Country lad, Focussing on verse.

23 thoughts on “#WATWB April – Where Every Person Counts, Anzac Edition”

  1. I often wonder what happens to war correspondents who risk their lives so we can see through their eyes and still be safe in our homes. Kudos to Gary for going beyond the pain to a place where he can live with what he can’t unsee and still keep seeing for the rest of us.

    1. Yes, he obviously has suffered. But he still sees the dignity of each person and I like to see that. A bit like the people who inhabit Cherished and We Are The World Blogfests 😉

  2. Hi Simon – excellent to highlight Gary Ramage … and his sentence “in wars where nothing seems to matter, I can take pictures in which every person counts.” does make total sense – we all count. It’s excellent the Australian Memorial archives are using his photos … thanks for posting this – it is good to know about – Hilary

    1. Thanks Hilary. We are very proud of our War Memorial in Canberra. Especially so when people like Gary come to the fore. It does not glorify war but does highlight some of the human hope that glimmers in the horrors.

  3. “‘In wars where nothing seems to matter, I can take pictures in which every person counts” – what a powerful credo to live by! Thank you for sharing this story Simon – Gary Ramage is indeed someone worthy of our attention and appreciation for what he does. Just as he is reminding us of the very human costs of war and conflict.

  4. I’m simply going to offer my support and thanks for the service of the armed forces of Australia and New Zealand. They help to keep the majority of the world free and safer than it would be without them. I salute them!

    Thanks for this story, Simon, and for participating in #WATWB.

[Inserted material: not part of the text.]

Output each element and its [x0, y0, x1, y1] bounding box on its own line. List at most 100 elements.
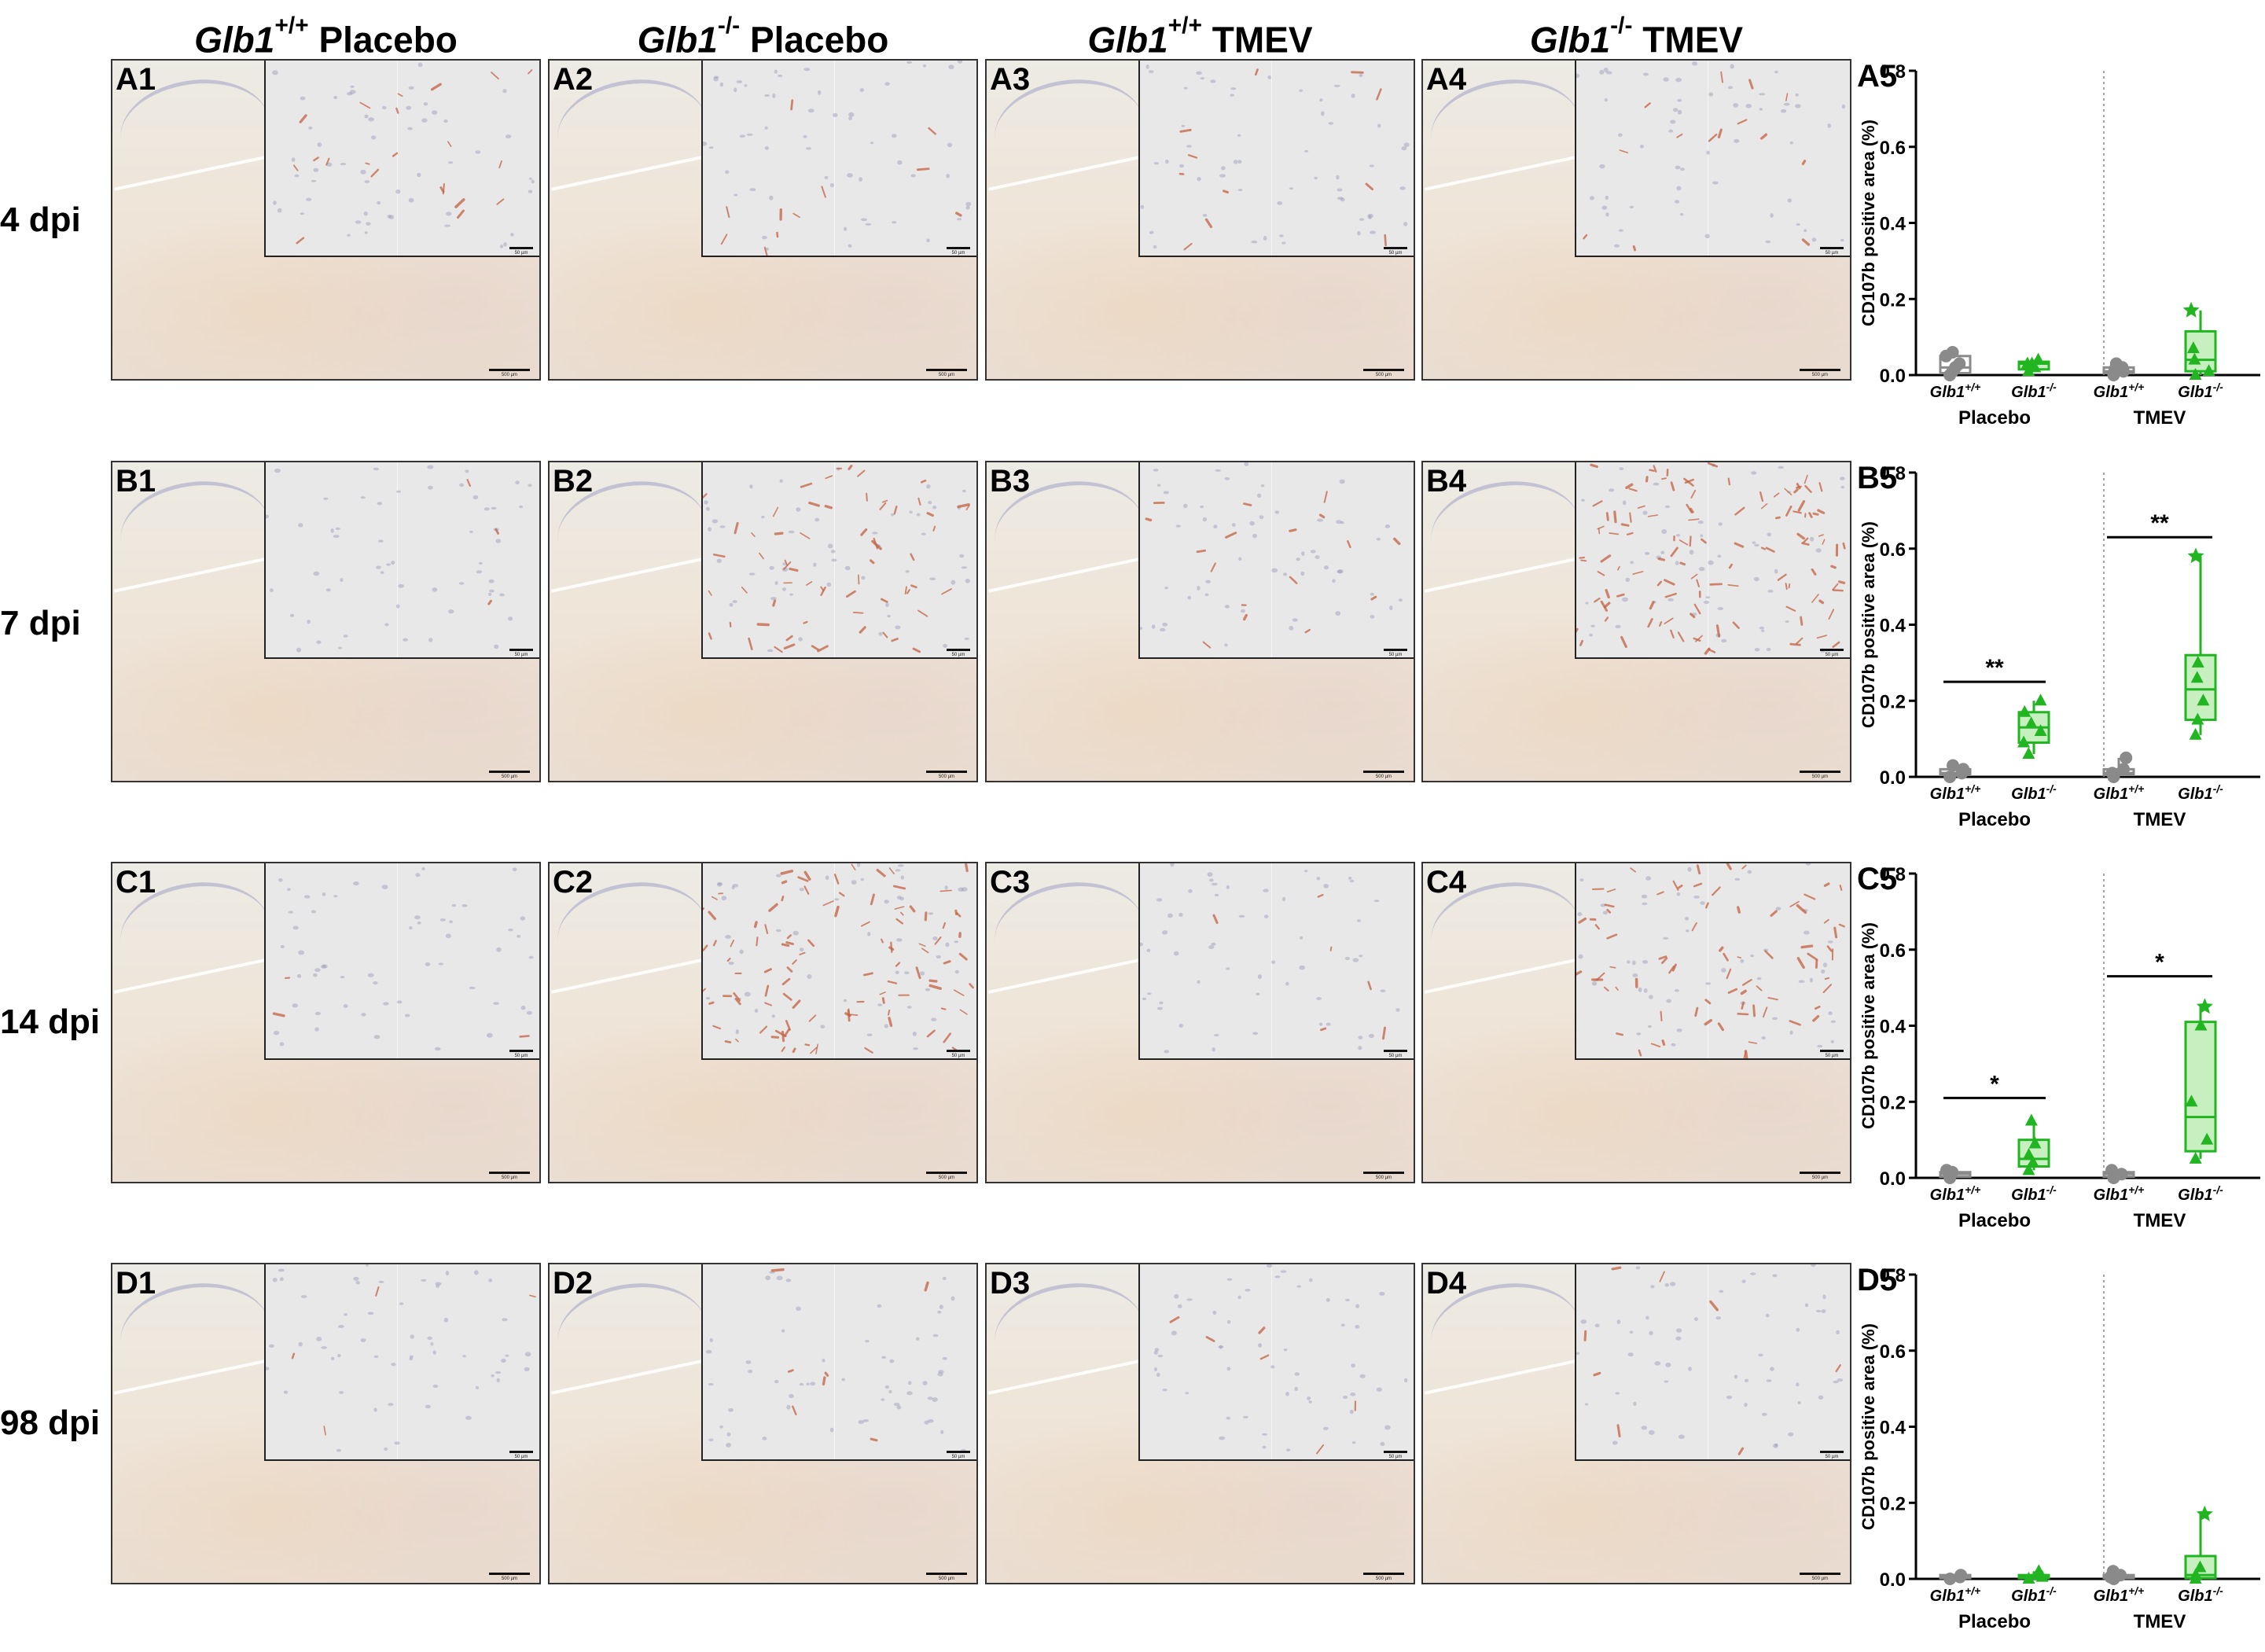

    1. Thanks Mary, from our hemisphere to yours. As for WATWB. It’s easier for me to stay in now than otherwise. Since the earlier Cherished blogfest days and now WATWB, I think some of these blogfests we take part in are really worth their while.

  5. Thanks Simon for this post – Gary Ramage doesn’t hide from it, he is witness to it and for this, his witness, he is to be highly commended. And to bring the horrors of war to our attention and reminding us ghat these are people.

    Thank you for co-hosting this month. Glad to hear tests are clear!

  6. Kudos to Gary for sharing his work with the world to show what soldiers do on our behalf and how their contribution must be remembered, always. Thanks for sharing this story, Simon!

  7. Simon, I’m sorry it took so long to find this post. The link I had didn’t work, and I don’t seem to be getting emails 😦

    I knew you would have a post, so I searched (I’m sorry it took me so long to think of that).

    This is a great post. Photographers and corespondents are often overlooked when considering the history where wars are fought, and yet it’s thought their brave work that we see the rest.

    Thanks for sharing this.

    1. Thanks so much for persevering, Dan. I’m not sure what is wrong with the link. I’m not surprised you enjoyed Gary the photographer, given you have a deft eye and hand for a good photo yourself. Thanks again. I truly appreciate it.

    1. Thanks Norah. Our War Memorial is a great place and people like Gary take it to another level of understanding the human struggles in the face of war horrors.